California regulators are testing opt-out mechanisms technically. The question is no longer whether your privacy policy is accurate. It is whether your systems do what your policy says.

The youth data expansion

One of the most significant substantive changes in the 2026 amendments is the reclassification of all personal information of consumers under 16 as sensitive personal information. This dramatically expands the protections that apply to this data category and restricts the purposes for which it can be used without triggering the right to limit.

For businesses that process data of consumers who may be minors — which includes virtually any consumer-facing digital service — the practical implication is a need to assess whether current data practices are permissible for under-16 data even where age has not been formally verified. The CPPA has made clear that age verification gaps are not a defence to processing minor data for prohibited purposes.

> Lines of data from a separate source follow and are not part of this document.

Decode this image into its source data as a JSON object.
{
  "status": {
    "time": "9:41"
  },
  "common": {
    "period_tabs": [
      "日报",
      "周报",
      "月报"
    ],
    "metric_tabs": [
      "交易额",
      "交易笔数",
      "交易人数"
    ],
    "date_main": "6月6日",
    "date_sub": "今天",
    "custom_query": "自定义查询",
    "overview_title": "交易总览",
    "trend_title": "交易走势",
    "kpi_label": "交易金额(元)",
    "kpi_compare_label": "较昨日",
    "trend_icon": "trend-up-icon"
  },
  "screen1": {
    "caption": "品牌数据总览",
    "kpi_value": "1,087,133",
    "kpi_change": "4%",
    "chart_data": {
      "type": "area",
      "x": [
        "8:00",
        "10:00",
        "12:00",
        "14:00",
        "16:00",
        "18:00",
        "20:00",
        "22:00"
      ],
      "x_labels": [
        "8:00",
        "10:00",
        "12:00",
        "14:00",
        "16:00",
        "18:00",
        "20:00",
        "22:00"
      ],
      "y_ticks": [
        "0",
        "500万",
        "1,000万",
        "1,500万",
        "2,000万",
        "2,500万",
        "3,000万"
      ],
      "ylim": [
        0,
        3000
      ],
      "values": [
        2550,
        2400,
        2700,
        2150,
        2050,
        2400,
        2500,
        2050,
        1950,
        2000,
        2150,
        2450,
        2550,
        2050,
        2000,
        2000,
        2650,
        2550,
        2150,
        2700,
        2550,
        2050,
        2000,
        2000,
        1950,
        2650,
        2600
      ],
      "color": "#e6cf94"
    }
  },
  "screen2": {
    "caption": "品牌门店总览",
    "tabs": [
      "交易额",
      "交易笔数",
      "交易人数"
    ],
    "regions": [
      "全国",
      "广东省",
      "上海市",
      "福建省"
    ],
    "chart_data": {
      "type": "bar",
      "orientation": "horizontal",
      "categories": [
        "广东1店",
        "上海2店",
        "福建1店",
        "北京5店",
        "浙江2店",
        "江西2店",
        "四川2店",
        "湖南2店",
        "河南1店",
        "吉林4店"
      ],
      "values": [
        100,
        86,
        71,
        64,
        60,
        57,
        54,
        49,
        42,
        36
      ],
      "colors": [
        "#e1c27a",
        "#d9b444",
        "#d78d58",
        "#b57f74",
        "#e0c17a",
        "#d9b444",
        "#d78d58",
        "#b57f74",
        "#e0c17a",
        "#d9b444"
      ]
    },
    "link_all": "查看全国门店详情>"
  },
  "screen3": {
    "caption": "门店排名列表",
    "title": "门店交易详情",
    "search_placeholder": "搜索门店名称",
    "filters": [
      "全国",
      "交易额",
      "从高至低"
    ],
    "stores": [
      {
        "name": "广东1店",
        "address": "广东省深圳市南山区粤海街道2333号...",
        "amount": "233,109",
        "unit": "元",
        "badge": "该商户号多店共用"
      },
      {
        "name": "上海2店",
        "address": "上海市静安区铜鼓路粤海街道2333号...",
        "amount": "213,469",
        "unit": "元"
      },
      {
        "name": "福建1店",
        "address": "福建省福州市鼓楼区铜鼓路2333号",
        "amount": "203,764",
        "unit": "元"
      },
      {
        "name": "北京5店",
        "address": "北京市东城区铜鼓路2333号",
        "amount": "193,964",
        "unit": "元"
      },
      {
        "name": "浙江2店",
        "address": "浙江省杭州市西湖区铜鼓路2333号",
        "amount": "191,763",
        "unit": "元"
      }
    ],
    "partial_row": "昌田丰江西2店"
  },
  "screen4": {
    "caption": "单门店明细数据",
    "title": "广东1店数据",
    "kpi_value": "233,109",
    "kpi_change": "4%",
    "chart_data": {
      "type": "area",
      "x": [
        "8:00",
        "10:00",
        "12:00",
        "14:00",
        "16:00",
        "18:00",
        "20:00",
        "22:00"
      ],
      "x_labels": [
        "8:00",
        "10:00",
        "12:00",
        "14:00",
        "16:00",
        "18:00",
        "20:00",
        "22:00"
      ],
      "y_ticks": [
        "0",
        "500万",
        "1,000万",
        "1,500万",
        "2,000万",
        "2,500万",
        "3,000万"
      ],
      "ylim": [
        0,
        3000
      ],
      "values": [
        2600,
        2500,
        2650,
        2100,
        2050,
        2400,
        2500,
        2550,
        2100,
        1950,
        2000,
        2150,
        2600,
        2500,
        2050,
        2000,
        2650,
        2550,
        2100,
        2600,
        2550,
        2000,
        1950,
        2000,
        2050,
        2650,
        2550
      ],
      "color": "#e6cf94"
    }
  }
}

The opt-out confirmation requirement

From 2026, businesses must provide visible confirmation to consumers when an opt-out request has been honoured. Silent processing — receiving an opt-out signal and acting on it without notifying the consumer — no longer suffices. Businesses must display visible confirmation: a toggle state, a badge, a status message. This requirement applies equally to opt-out preference signals transmitted via browser (Global Privacy Control) as to explicit consumer requests.

GPC compliance has become a specific enforcement focus. Businesses that detect a GPC signal but do not treat it as a valid opt-out request, or that set tracking cookies before confirming the signal has been processed, are in violation of the regulations as currently interpreted by the CPPA.

What organisations need to do now

The compliance implications of the 2026 CCPA changes are operational, not just legal. The following actions should be treated as current priorities, not future projects.

Map all automated decision-making systems against the CPPA's definition of ADMT and identify which deployments require pre-use notices, opt-out mechanisms, and formal risk assessments. This exercise should include AI systems procured from third-party vendors — the obligation runs to deployers, not just developers.

Audit opt-out mechanisms technically. Commission a technical review of consent and opt-out controls across all channels and platforms to confirm that they function as described in the privacy policy, that they respond correctly to GPC signals, and that opt-out status is applied consistently across services.

Update data subject request workflows to extend the lookback period to January 2022 and confirm that request response processes can retrieve and compile personal information across historical data stores within the 45-day response timeline.

Review vendor contracts for ADMT-specific provisions — notification of changes to automated systems, audit rights, compliance certifications, and data processing restrictions. Existing contracts predating the 2026 amendments are unlikely to contain these provisions.

Initiate cybersecurity audit planning if the business processes personal information of one million or more consumers annually. Identify a qualified auditor, define the audit scope, and establish a cadence that allows the first audit to be completed and documented before the CPPA requests it in the context of an investigation.

The CCPA has matured from a disclosure and consent framework into a substantive accountability regime. The 2026 amendments mark the point at which California's privacy law begins to look, in its expectations and its enforcement mechanisms, more like the EU's GDPR than the lighter-touch American regulatory model. For organisations operating across both jurisdictions, the convergence is both a compliance challenge and an opportunity to build governance infrastructure that works in both directions.